Dorstige egels

Jarenlang had ik een egel in de tuin. Hij of zij woonde in een takkenbos vol bladeren, ondoordringbaar voor honden. In het rustige buurtje waar ik woon heb ik nog nooit een doodgereden egel gevonden. Ik maai mijn kleine grasveld aan het eind van de zomer in drie etappes, en nooit met zo’n moderne automaat. Als die nadert gaan baby-egeltjes zich oprollen en krijgen ze van de draaiende messen een open ruggetje.
Altijd als ik ’s avonds buiten zat, werd ik vroeg of laat verrast met een luidruchtig gescharrel, vaak gepaard gaand met gesnuif. Soms hoorde ik hem zelfs als ik binnen zat, dan kon ie weleens aan de achterdeur rommelen. In het licht van een zaklamp hield de egel zich meestal roerloos, alsof ie dacht dat ik hem dan niet zag. ’s Morgens lag er een verse, gitzwarte keutel op de stoep.
Al drie zomers komt er geen egel meer op bezoek. Dat is sinds de extreme droogte ons land teistert. Aangezien ik regelmatig een week van huis ben, kan ik niet altijd voorkomen dat de drinkbakjes opdrogen.

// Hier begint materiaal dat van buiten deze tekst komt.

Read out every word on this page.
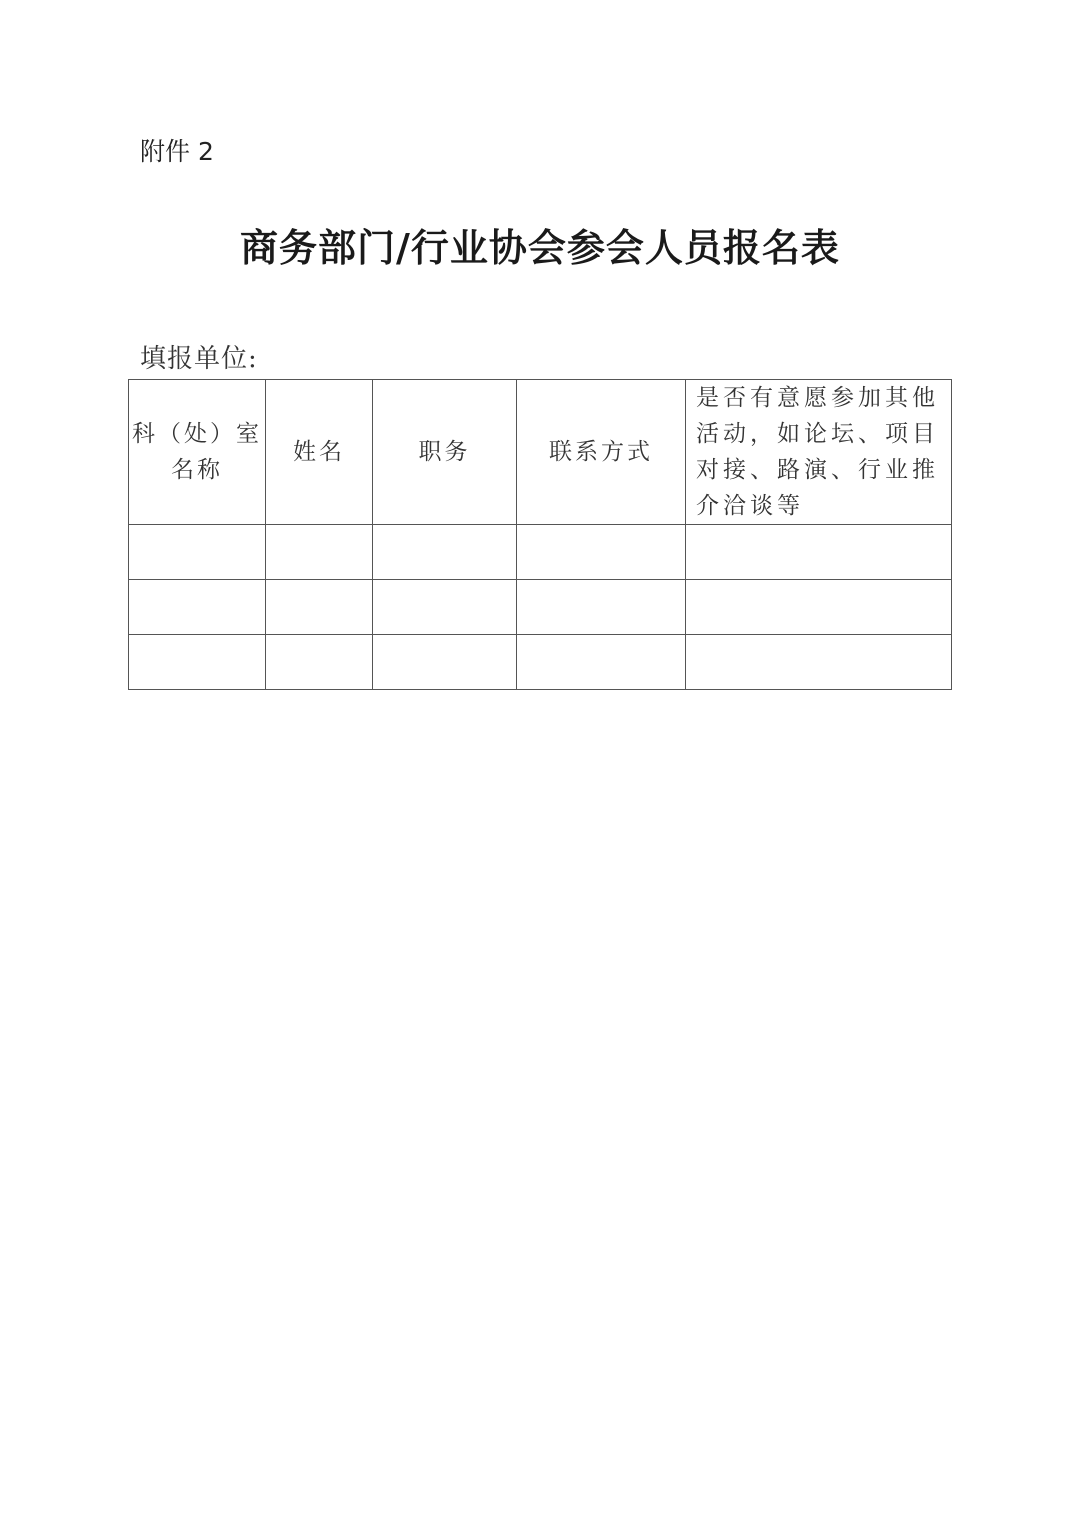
附件 2
商务部门/行业协会参会人员报名表
填报单位:
科（处）室名称	姓名	职务	联系方式	是否有意愿参加其他活动，如论坛、项目对接、路演、行业推介洽谈等
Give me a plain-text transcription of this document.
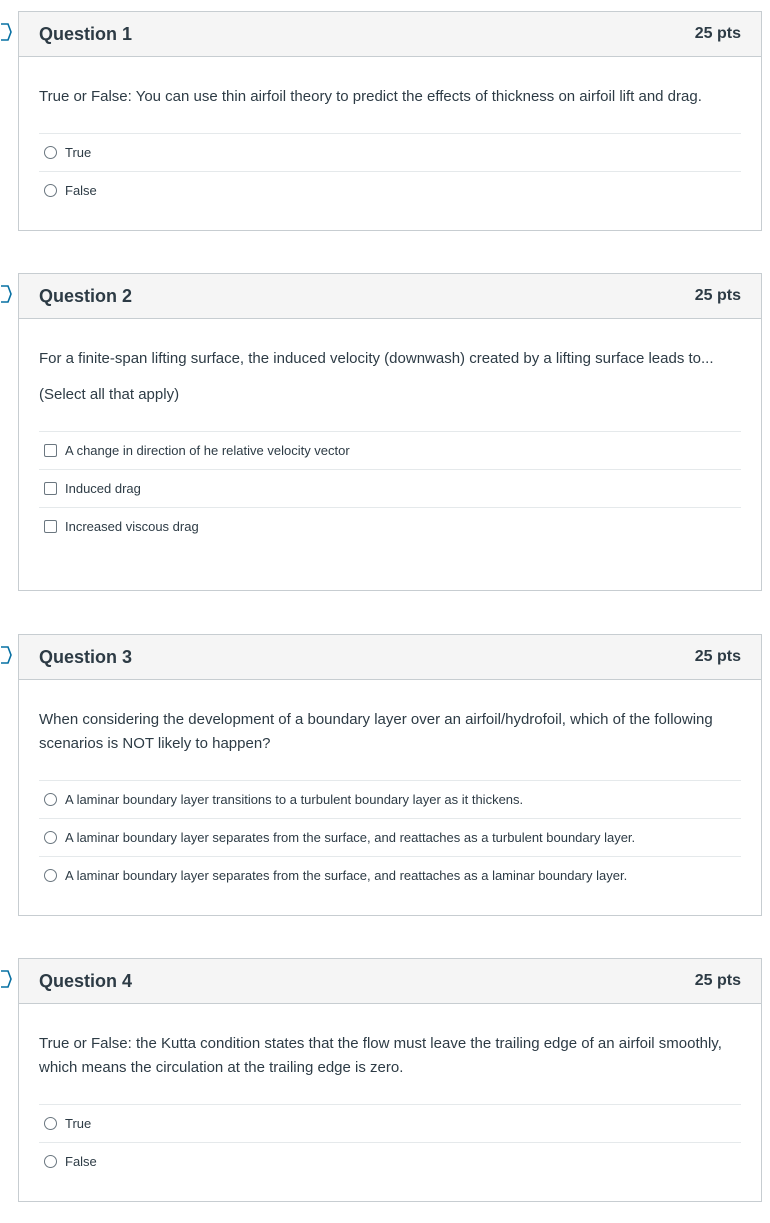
Question 1	25 pts

True or False: You can use thin airfoil theory to predict the effects of thickness on airfoil lift and drag.

True
False
Question 2	25 pts

For a finite-span lifting surface, the induced velocity (downwash) created by a lifting surface leads to...

(Select all that apply)

A change in direction of he relative velocity vector
Induced drag
Increased viscous drag
Question 3	25 pts

When considering the development of a boundary layer over an airfoil/hydrofoil, which of the following scenarios is NOT likely to happen?

A laminar boundary layer transitions to a turbulent boundary layer as it thickens.
A laminar boundary layer separates from the surface, and reattaches as a turbulent boundary layer.
A laminar boundary layer separates from the surface, and reattaches as a laminar boundary layer.
Question 4	25 pts

True or False: the Kutta condition states that the flow must leave the trailing edge of an airfoil smoothly, which means the circulation at the trailing edge is zero.

True
False
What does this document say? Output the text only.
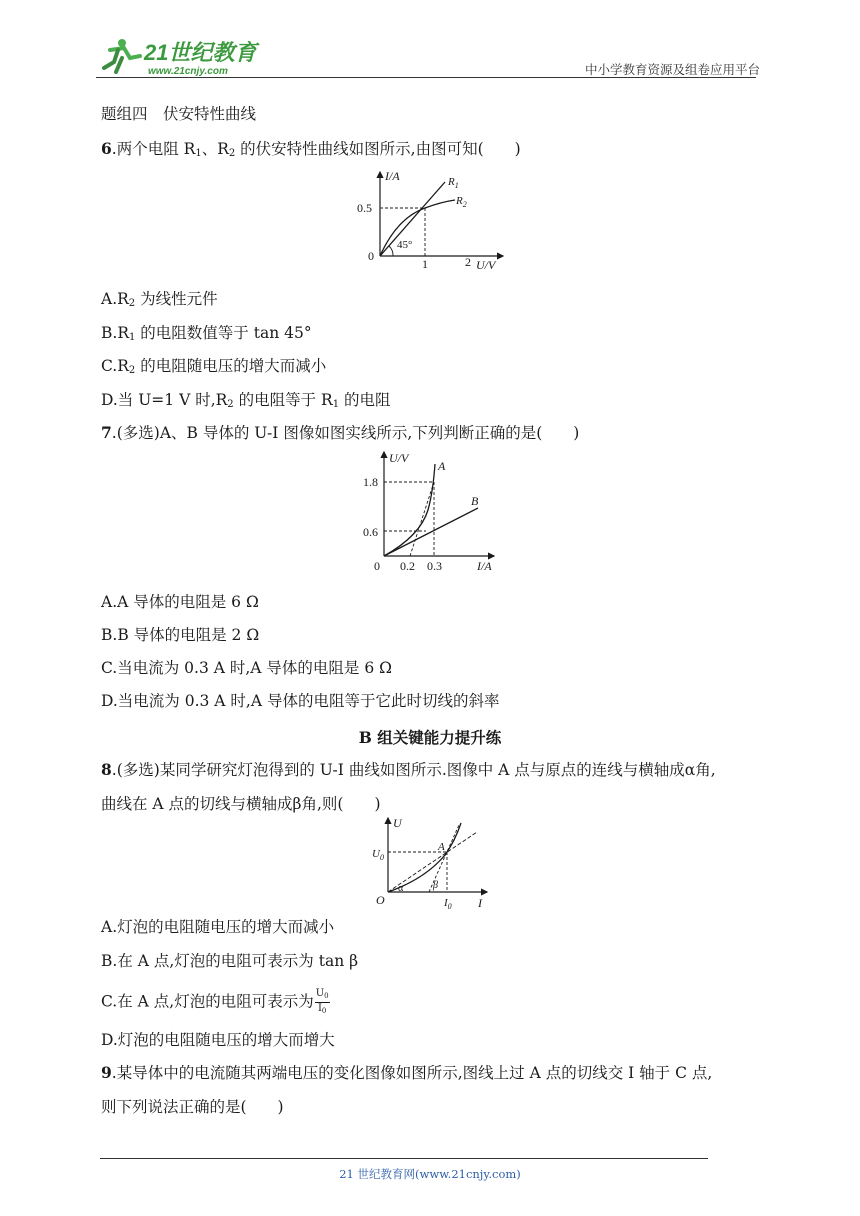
21世纪教育
www.21cnjy.com	中小学教育资源及组卷应用平台
题组四　伏安特性曲线
6.两个电阻 $R_1$、$R_2$ 的伏安特性曲线如图所示,由图可知(　　)
I/A
U/V
0
0.5
1	2
45°
$R_1$
$R_2$
$A.R_2$ 为线性元件
$B.R_1$ 的电阻数值等于 tan 45°
$C.R_2$ 的电阻随电压的增大而减小
D.当 U=1 V 时$,R_2$ 的电阻等于 $R_1$ 的电阻
7.(多选)A、B 导体的 U-I 图像如图实线所示,下列判断正确的是(　　)
U/V
I/A
0
1.8
0.6
0.2 0.3
A
B
A.A 导体的电阻是 6 Ω
B.B 导体的电阻是 2 Ω
C.当电流为 0.3 A 时,A 导体的电阻是 6 Ω
D.当电流为 0.3 A 时,A 导体的电阻等于它此时切线的斜率
B 组关键能力提升练
8.(多选)某同学研究灯泡得到的 U-I 曲线如图所示.图像中 A 点与原点的连线与横轴成α角,
曲线在 A 点的切线与横轴成β角,则(　　)
U
I
O
$U_0$
$I_0$
A
α	β
A.灯泡的电阻随电压的增大而减小
B.在 A 点,灯泡的电阻可表示为 tan β
C.在 A 点,灯泡的电阻可表示为 $\frac{U_0}{I_0}$
D.灯泡的电阻随电压的增大而增大
9.某导体中的电流随其两端电压的变化图像如图所示,图线上过 A 点的切线交 I 轴于 C 点,
则下列说法正确的是(　　)
21 世纪教育网(www.21cnjy.com)
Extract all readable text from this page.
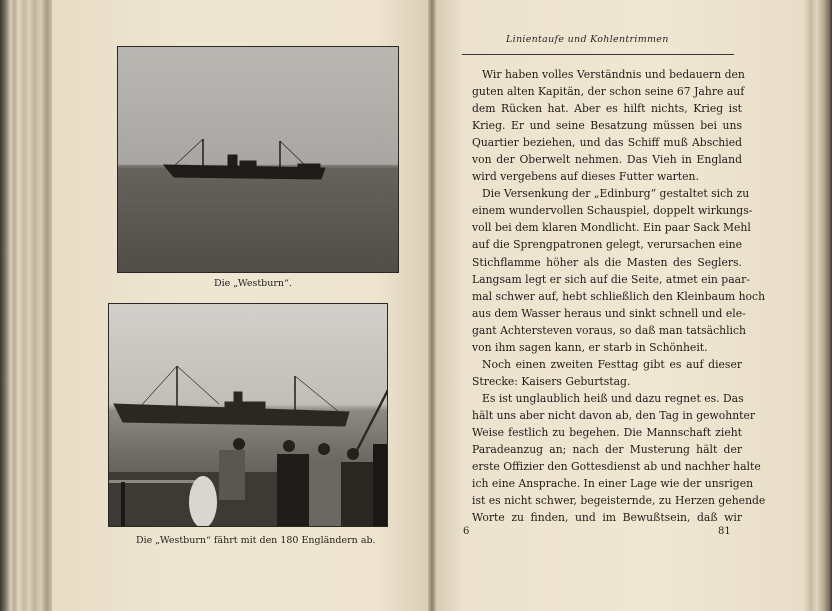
Die „Westburn“.
Die „Westburn“ fährt mit den 180 Engländern ab.
Linientaufe und Kohlentrimmen
Wir haben volles Verständnis und bedauern den
guten alten Kapitän, der schon seine 67 Jahre auf
dem Rücken hat. Aber es hilft nichts, Krieg ist
Krieg. Er und seine Besatzung müssen bei uns
Quartier beziehen, und das Schiff muß Abschied
von der Oberwelt nehmen. Das Vieh in England
wird vergebens auf dieses Futter warten.
Die Versenkung der „Edinburg“ gestaltet sich zu
einem wundervollen Schauspiel, doppelt wirkungs-
voll bei dem klaren Mondlicht. Ein paar Sack Mehl
auf die Sprengpatronen gelegt, verursachen eine
Stichflamme höher als die Masten des Seglers.
Langsam legt er sich auf die Seite, atmet ein paar-
mal schwer auf, hebt schließlich den Kleinbaum hoch
aus dem Wasser heraus und sinkt schnell und ele-
gant Achtersteven voraus, so daß man tatsächlich
von ihm sagen kann, er starb in Schönheit.
Noch einen zweiten Festtag gibt es auf dieser
Strecke: Kaisers Geburtstag.
Es ist unglaublich heiß und dazu regnet es. Das
hält uns aber nicht davon ab, den Tag in gewohnter
Weise festlich zu begehen. Die Mannschaft zieht
Paradeanzug an; nach der Musterung hält der
erste Offizier den Gottesdienst ab und nachher halte
ich eine Ansprache. In einer Lage wie der unsrigen
ist es nicht schwer, begeisternde, zu Herzen gehende
Worte zu finden, und im Bewußtsein, daß wir
6	81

Bij ons huisje op Schiermonnikoog kwam ook geheid elke avond een egel langs, die zijn snuit in het waterbakje stak, waar overdag vogels uit dronken. Sinds de warme, droge zomers is dat egelbezoek voorbij. Hoewel er ’s zomers duizenden badgasten op Schier bivakkeren, ook in ons huisje, spreekt het voor mensen niet vanzelf een bakje water in de tuin te zetten. Voor vogels en insecten is dat een enorme strop, en voor egels ook. In droge zomers worden honderden uitgedroogde egels bij opvangcentra gebracht.
Het is nu de tijd dat baby-egels achter hun moeder aanhobbelen. Een rijtje kleine bolletjes achter een groter bolletje. Als we nou allemaal een drinkbakje of -schaal in de tuin te zetten, dan komen ze de huidige hittegolf misschien door. In september is er een jaarlijkse egeltelling. Wat zou het mooi zijn als er dan in onze tuinen iets te tellen viel. Tel egels, tel uw zegeningen.